Right to work still a ripoff

Both houses of the Michigan Legislature just pushed through legislation that will make Michigan a “right to work” state once Governor Rick Snyder signs the bill into law later this week as promised. This follows on the heels of similar efforts across the country in the last year that largely failed but were at least partially successful in Indiana and Wisconsin.

Right to work initiatives are Orwellian in that they purport to promote employee freedom while effectively restricting employee freedom of association and, ultimately, freedom of expression in the workplace as those laws limit the resources available to unions. Empirical and anecdotal evidence regarding the impact of right to work initiatives across the country, which we recently analyzed, confirms that such laws are bad for employees, bad for the workplace, and bad for business. The data show that right to work laws undermine workplace safety, employment opportunity, and workplace democracy by inducing a proverbial race to the bottom in which only a privileged few are winners.

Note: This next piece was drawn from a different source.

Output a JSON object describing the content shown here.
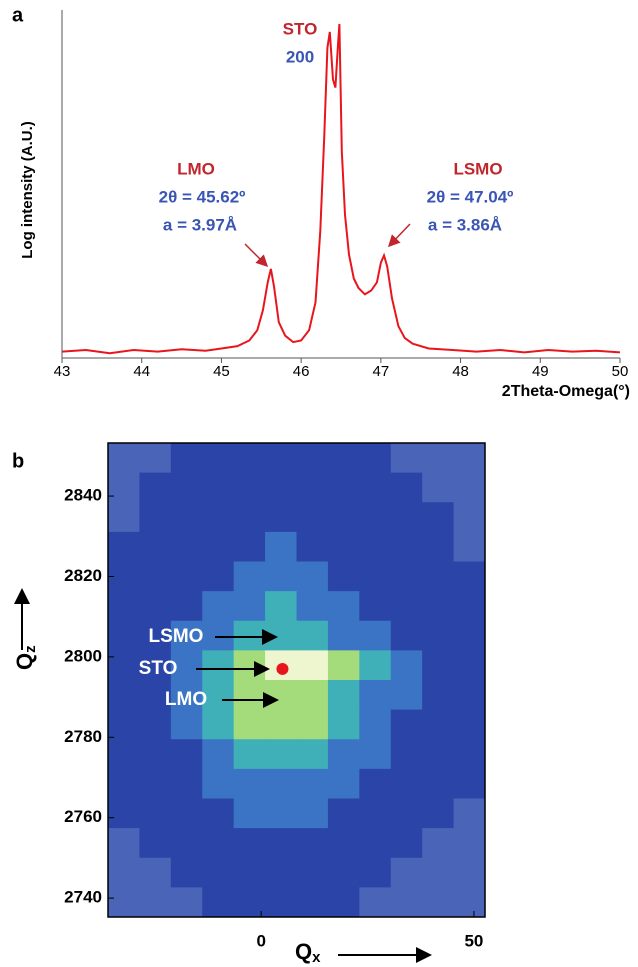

It is important to grasp the full context of this nationally coordinated effort to attack the very existence of unions as voices for employees in the workplace and for underrepresented constituencies in the larger society. The assault on unions, especially public employees who are unionized, is occurring at the same time as the attack on all things public: public education, public services, public representation, public space, and the overarching public interest. This is not coincidental. Powerful and well funded corporate interests, through the American Legislative Exchange Council (“ALEC”) and similar “charitable” organizations, are pursuing a policy agenda that aims to privatize and otherwise prioritize profits over people. As one of the few institutions that historically have put the public interest over private interest, unions stand in the way of that agenda. For many reasons, then, right to work is a ripoff.